Они ездили из деревни в деревню. С некоторым удивлением Себастьян заметил, как хорошо знает комендант все, что творится в этих деревнях, помнит фамилии и житейские обстоятельства большого числа крестьян и переселенцев. Вопреки обычному порядку, Они не заезжали в ратуши, к бургомистрам и вообще к начальству, а останавливались где-нибудь в избе победнее, вступали в беседы с крестьянами и крестьянками. Разговор шел главным образом между крестьянином и ландратом, а комендант только направлял разговор, задавая вопросы, время от времени делая какие-нибудь замечания, и Себастьян умилялся здравому смыслу своих соотечественников и смелости их разговоров с советским комендантом, перед которым они ничего или почти ничего не скрывали, с которым они делились своими сомнениями так, словно это был кто-то из их среды.

С другой стороны, Себастьян по заслугам оценил верный тон молодого коменданта, его вдохновенное упорство в достижении цели.

— Помещичью землю надо конфисковать, — повторял комендант на все лады и доказывал это сотнями различных соображений, а главное фактов. Он не вдавался в исторические доказательства, которые были так обычны в устах немецких коммунистов и социал-демократов. Он знал, что насчет истории Германии Себастьян посильнее его. Он показывал профессору семьи переселенцев, ютившихся в конюшнях, сараях, в полуразрушенных флигельках и просто под открытым небом. Он заставлял безземельных крестьян выкладывать свои нужды, рассказывать о своем житье. Иногда после пребывания в домишке бедняка они заезжали на часок в большой тихий помещичий дом, где их встречали изрядно напуганные помещик и помещица. После того, что профессор видел там, здешний быт, жизненный уклад, простор огромных комнат и колоссальных служб производили на него тяжелое впечатление. Оставшись наедине с кем-нибудь из знакомых помещиков, он говорил, потупив глаза:

— Надо как-то сжаться… Надо чем-то поступиться. Нельзя в эпоху такого страшного обнищания всего нашего отечества жить по-прежнему…
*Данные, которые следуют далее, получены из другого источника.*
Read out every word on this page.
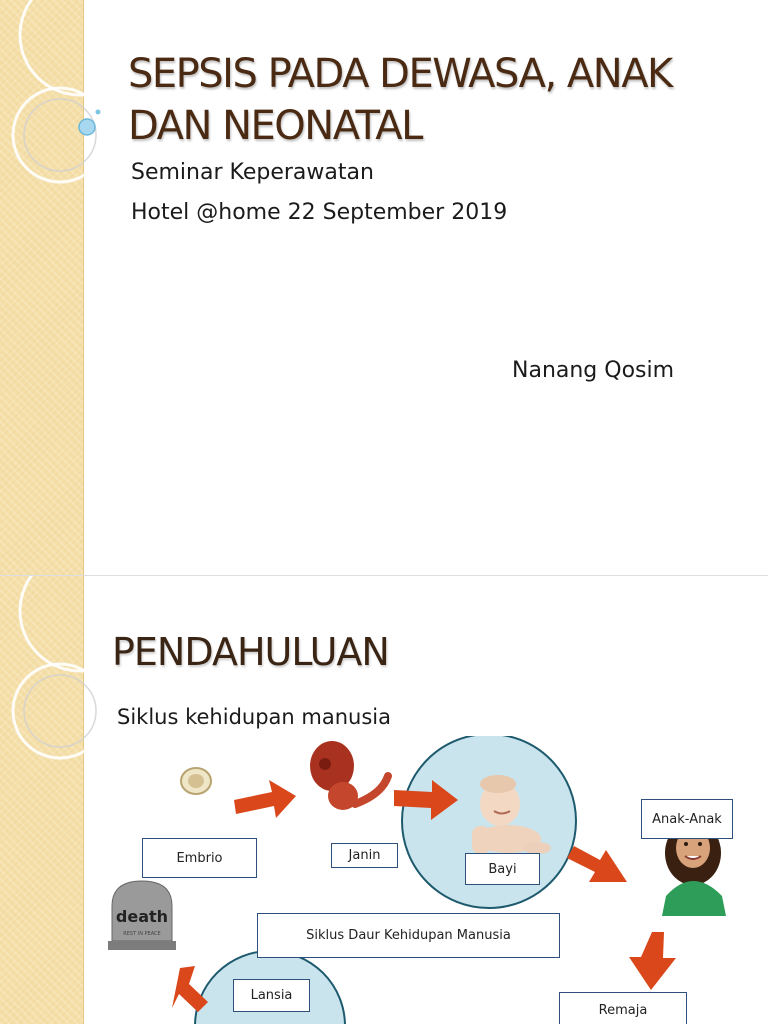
SEPSIS PADA DEWASA, ANAK
DAN NEONATAL
Seminar Keperawatan
Hotel @home 22 September 2019
Nanang Qosim
PENDAHULUAN
Siklus kehidupan manusia
death
REST IN PEACE
Embrio	Janin
Bayi
Anak-Anak
Siklus Daur Kehidupan Manusia
Lansia
Remaja
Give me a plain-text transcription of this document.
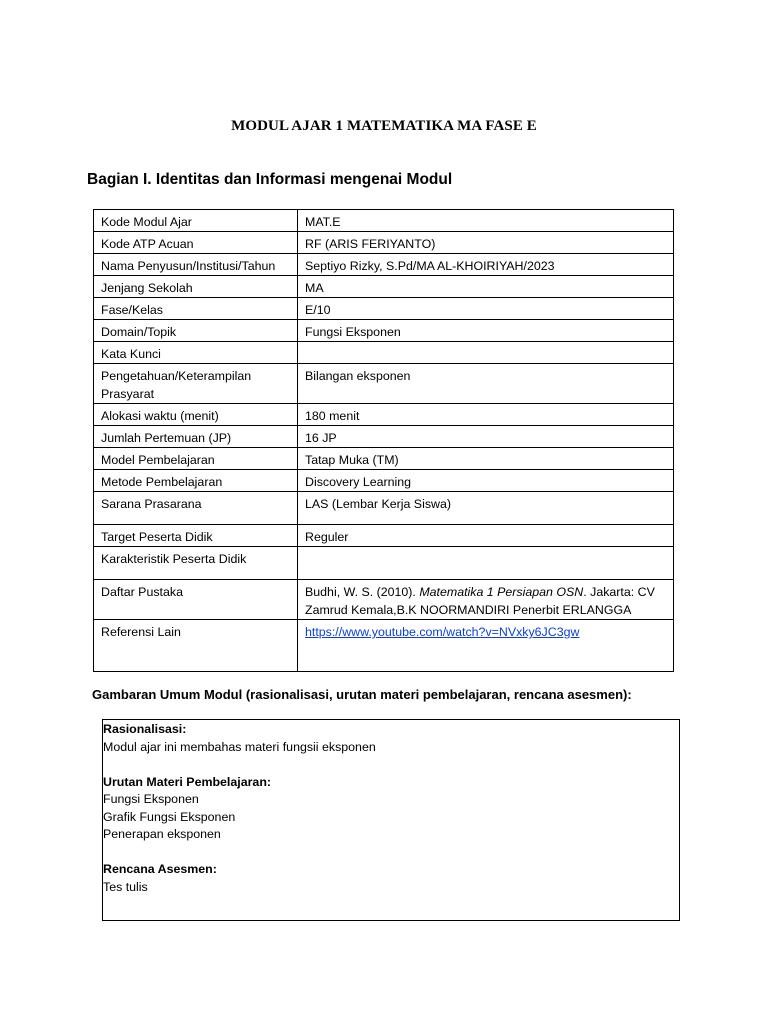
MODUL AJAR 1 MATEMATIKA MA FASE E
Bagian I. Identitas dan Informasi mengenai Modul
Kode Modul Ajar	MAT.E
Kode ATP Acuan	RF (ARIS FERIYANTO)
Nama Penyusun/Institusi/Tahun	Septiyo Rizky, S.Pd/MA AL-KHOIRIYAH/2023
Jenjang Sekolah	MA
Fase/Kelas	E/10
Domain/Topik	Fungsi Eksponen
Kata Kunci	
Pengetahuan/Keterampilan Prasyarat	Bilangan eksponen
Alokasi waktu (menit)	180 menit
Jumlah Pertemuan (JP)	16 JP
Model Pembelajaran	Tatap Muka (TM)
Metode Pembelajaran	Discovery Learning
Sarana Prasarana	LAS (Lembar Kerja Siswa)
Target Peserta Didik	Reguler
Karakteristik Peserta Didik	
Daftar Pustaka	Budhi, W. S. (2010). Matematika 1 Persiapan OSN. Jakarta: CV Zamrud Kemala,B.K NOORMANDIRI Penerbit ERLANGGA
Referensi Lain	https://www.youtube.com/watch?v=NVxky6JC3gw
Gambaran Umum Modul (rasionalisasi, urutan materi pembelajaran, rencana asesmen):
Rasionalisasi:
Modul ajar ini membahas materi fungsii eksponen
Urutan Materi Pembelajaran:
Fungsi Eksponen
Grafik Fungsi Eksponen
Penerapan eksponen
Rencana Asesmen:
Tes tulis
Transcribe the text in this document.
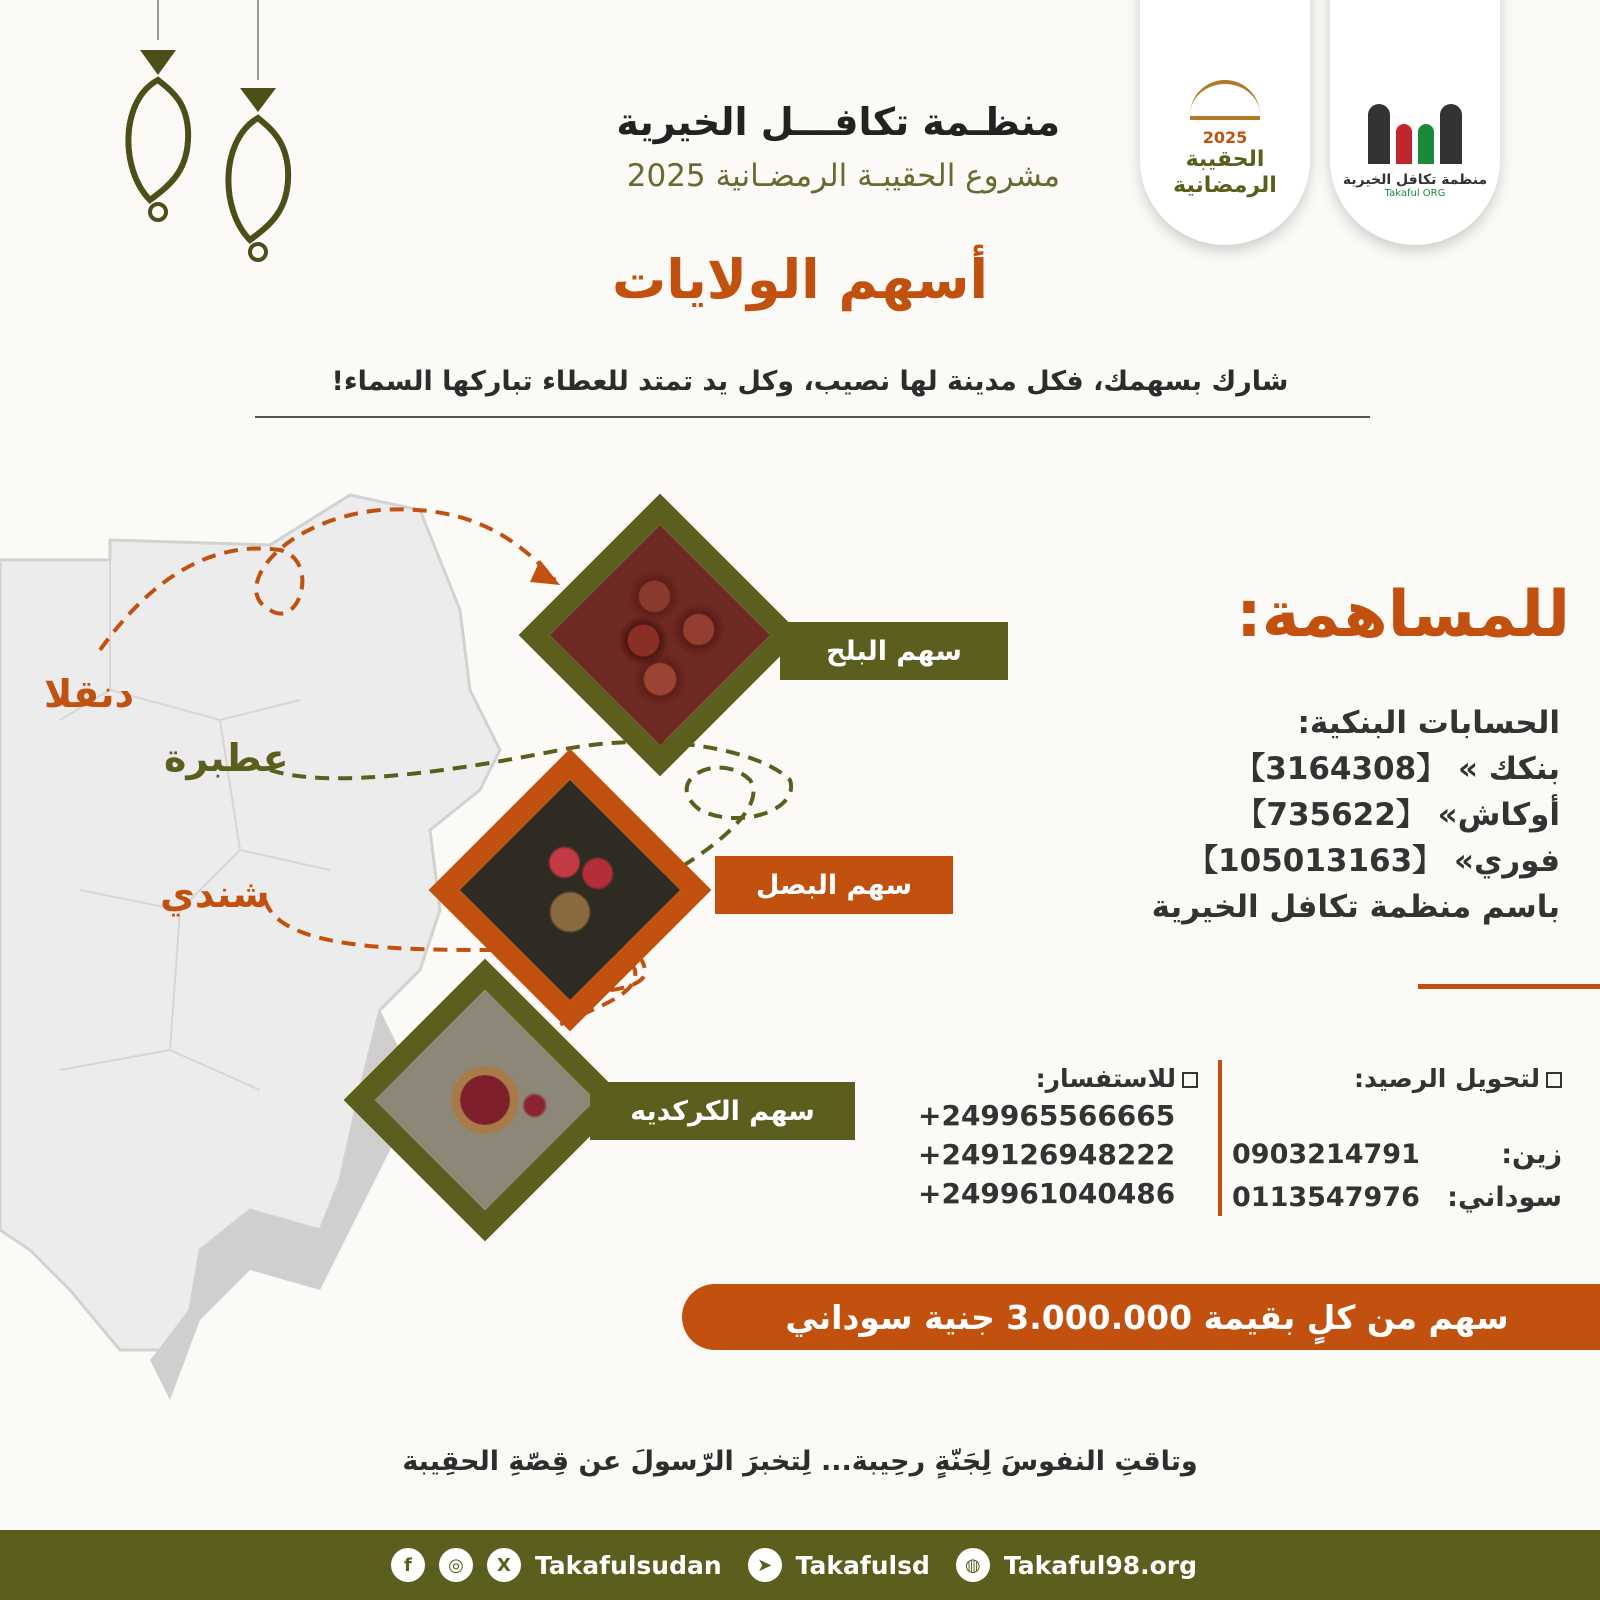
2025
الحقيبة الرمضانية	منظمة تكافل الخيرية
Takaful ORG
منظـمة تكافـــل الخيرية
مشروع الحقيبـة الرمضـانية 2025
أسهم الولايات
شارك بسهمك، فكل مدينة لها نصيب، وكل يد تمتد للعطاء تباركها السماء!
دنقلا
عطبرة
شندي
سهم البلح
سهم البصل
سهم الكركديه
للمساهمة:
الحسابات البنكية:
بنكك » 【3164308】
أوكاش» 【735622】
فوري» 【105013163】
باسم منظمة تكافل الخيرية
لتحويل الرصيد:
زين:
0903214791
سوداني:
0113547976
للاستفسار:
+249965566665
+249126948222
+249961040486
سهم من كلٍ بقيمة 3.000.000 جنية سوداني
وتاقتِ النفوسَ لِجَنّةٍ رحِيبة... لِتخبرَ الرّسولَ عن قِصّةِ الحقِيبة
f	◎	X Takafulsudan	➤ Takafulsd	◍ Takaful98.org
Лубенцов от души удивлялся неустойчивости профессорских взглядов. Он не раз замечал, что после беседы с помещиками Себастьян начинал колебаться, толковал о нерентабельности мелкого крестьянского хозяйства, о том, что новые крестьяне, многие из которых непривычны к сельскохозяйственному труду, не смогут дать достаточного количества продуктов; что среди помещиков есть в высшей степени порядочные люди, которые готовы на любое сотрудничество с антифашистскими партиями, таких людей нет смысла сгонять с их земель. Зато после бесед с бедными крестьянами и переселенцами, после зрелища чрезвычайной нужды Себастьян говорил нечто прямо противоположное, сетовал на несправедливость устройства общественных отношений «на нашей грешной земле» и бормотал:

— Вы правы, вы во многом правы.

На следующий день после приезда Вальтера Лубенцов с Себастьяном вернулись часов в пять вечера. Лубенцов забежал к себе узнать, как обстоит дело с обедом. Обед был готов. Взводный повар Небаба, с красным лоснящимся лицом, стоял у кафельной плиты, уперев руки в бока и глядя, как старушка Вебер и еще одна девушка, взятая к ней в помощь, перетирают посуду. Здесь же находилась Ксения. В столовой на пустом, но покрытом белой скатертью столе стояли, радуя глаз, бутылка московской водки и коробочка зернистой икры.